The Korea Customs Service said speculators from China and other countries have been buying bitcoin at a discount in their countries of origin, and then selling the virtual currency at a "kimchi premium" in Korea, South Korean television network JTBC reported Wednesday.
A total of 10 groups were found to be engaging in the trade. Their transactions amounted to 1.4 billion Korean won, or about $1.26 billion, the report said.
The South Korean agency also disclosed the illegal activities were used to the purchase Korean apartments using money earned from bitcoin arbitrage, Business Korea reported Wednesday.
The 10 groups purchased 39 apartments worth $59.7 million. A total of 61 foreign nationals affiliated with the groups had purchased the apartments using their cryptocurrency profits, the report said.

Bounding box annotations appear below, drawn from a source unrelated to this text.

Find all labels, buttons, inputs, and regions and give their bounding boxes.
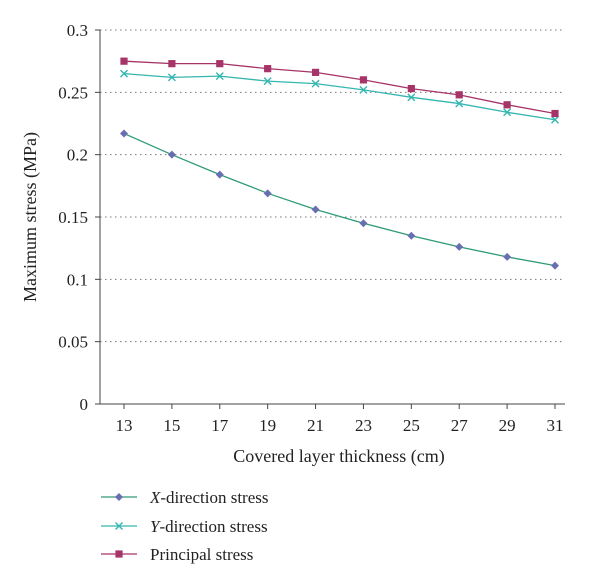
data-point: [455, 91, 463, 99]
x-tick-label: 23: [355, 416, 372, 435]
data-point: [215, 170, 224, 179]
legend-label-text: Principal stress: [150, 545, 253, 564]
legend-label: Principal stress: [150, 545, 253, 564]
data-point: [455, 99, 464, 108]
x-tick-label: 29: [499, 416, 516, 435]
legend-label-text: -direction stress: [160, 488, 268, 507]
y-tick-label: 0.1: [67, 270, 88, 289]
x-tick-label: 21: [307, 416, 324, 435]
data-point: [407, 93, 416, 102]
y-axis-title: Maximum stress (MPa): [20, 132, 41, 302]
x-tick-labels: 13 15 17 19 21 23 25 27 29 31: [116, 404, 564, 435]
data-point: [359, 219, 368, 228]
legend-label: Y-direction stress: [150, 517, 268, 536]
x-tick-label: 31: [547, 416, 564, 435]
x-tick-label: 27: [451, 416, 469, 435]
legend-label-text: -direction stress: [159, 517, 267, 536]
y-tick-label: 0.05: [58, 333, 88, 352]
data-point: [120, 129, 128, 138]
legend-label: X-direction stress: [149, 488, 269, 507]
data-point: [455, 242, 464, 251]
y-tick-labels: 0 0.05 0.1 0.15 0.2 0.25 0.3: [58, 21, 100, 414]
data-point: [359, 76, 368, 84]
x-tick-label: 19: [259, 416, 276, 435]
y-tick-label: 0.2: [67, 146, 88, 165]
data-point: [311, 79, 320, 88]
data-point: [503, 108, 512, 117]
legend-label-axis-letter: Y: [150, 517, 161, 536]
y-tick-label: 0.3: [67, 21, 88, 40]
legend-item: Y-direction stress: [101, 517, 268, 536]
legend-marker: [115, 550, 123, 558]
x-tick-label: 25: [403, 416, 420, 435]
data-point: [503, 101, 511, 109]
y-tick-label: 0: [80, 395, 89, 414]
data-point: [359, 85, 368, 94]
series-line: [123, 60, 556, 115]
data-point: [167, 150, 176, 159]
x-tick-label: 15: [163, 416, 180, 435]
data-point: [120, 57, 128, 65]
data-point: [311, 68, 320, 76]
series-2: [120, 57, 559, 118]
legend-marker: [115, 493, 123, 501]
data-point: [551, 261, 559, 270]
x-axis-title: Covered layer thickness (cm): [233, 446, 444, 467]
legend-marker: [115, 522, 123, 530]
series-line: [123, 72, 556, 121]
data-point: [263, 189, 272, 198]
legend-item: Principal stress: [101, 545, 253, 564]
data-point: [120, 69, 128, 78]
data-point: [503, 252, 512, 261]
data-point: [311, 205, 320, 214]
data-point: [407, 84, 415, 93]
legend-label-axis-letter: X: [149, 488, 161, 507]
data-point: [216, 60, 224, 68]
legend-item: X-direction stress: [101, 488, 269, 507]
data-point: [263, 77, 272, 86]
data-point: [264, 65, 272, 73]
data-point: [551, 109, 559, 118]
y-tick-label: 0.25: [58, 83, 88, 102]
series-line: [123, 132, 556, 267]
data-point: [551, 115, 559, 124]
x-tick-label: 13: [116, 416, 133, 435]
data-point: [215, 72, 224, 81]
data-point: [167, 73, 176, 82]
series-1: [120, 69, 559, 124]
x-tick-label: 17: [211, 416, 229, 435]
series-0: [120, 129, 559, 270]
data-point: [407, 231, 416, 240]
data-point: [168, 60, 176, 68]
y-tick-label: 0.15: [58, 208, 88, 227]
series: [120, 57, 559, 270]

The transfer of money from the cryptocurrency market to other markets is illegal in Korea, according to the customs service.
Among the 61 defendants, 44 people violated Seoul's Foreign Exchange Transactions Act by not reporting transaction details to local authorities, the agency said, according to Business Korea.
The South Korea provided a breakdown of the group, which included 34 Chinese passport holders, 19 U.S. citizens and two Australians.
Gongpil Choi, a director at the Korea Institute of Finance, told JTBC the South Korean virtual currency market has become a "playground" for Chinese speculators with deep pockets.
"You could say that Korean exchanges almost act as cash dispensers," Choi said.
Kimchi premium is the gap in virtual currency prices between South Korean exchanges and other exchanges worldwide. The premium appears when currencies trade higher in Korea than in other markets.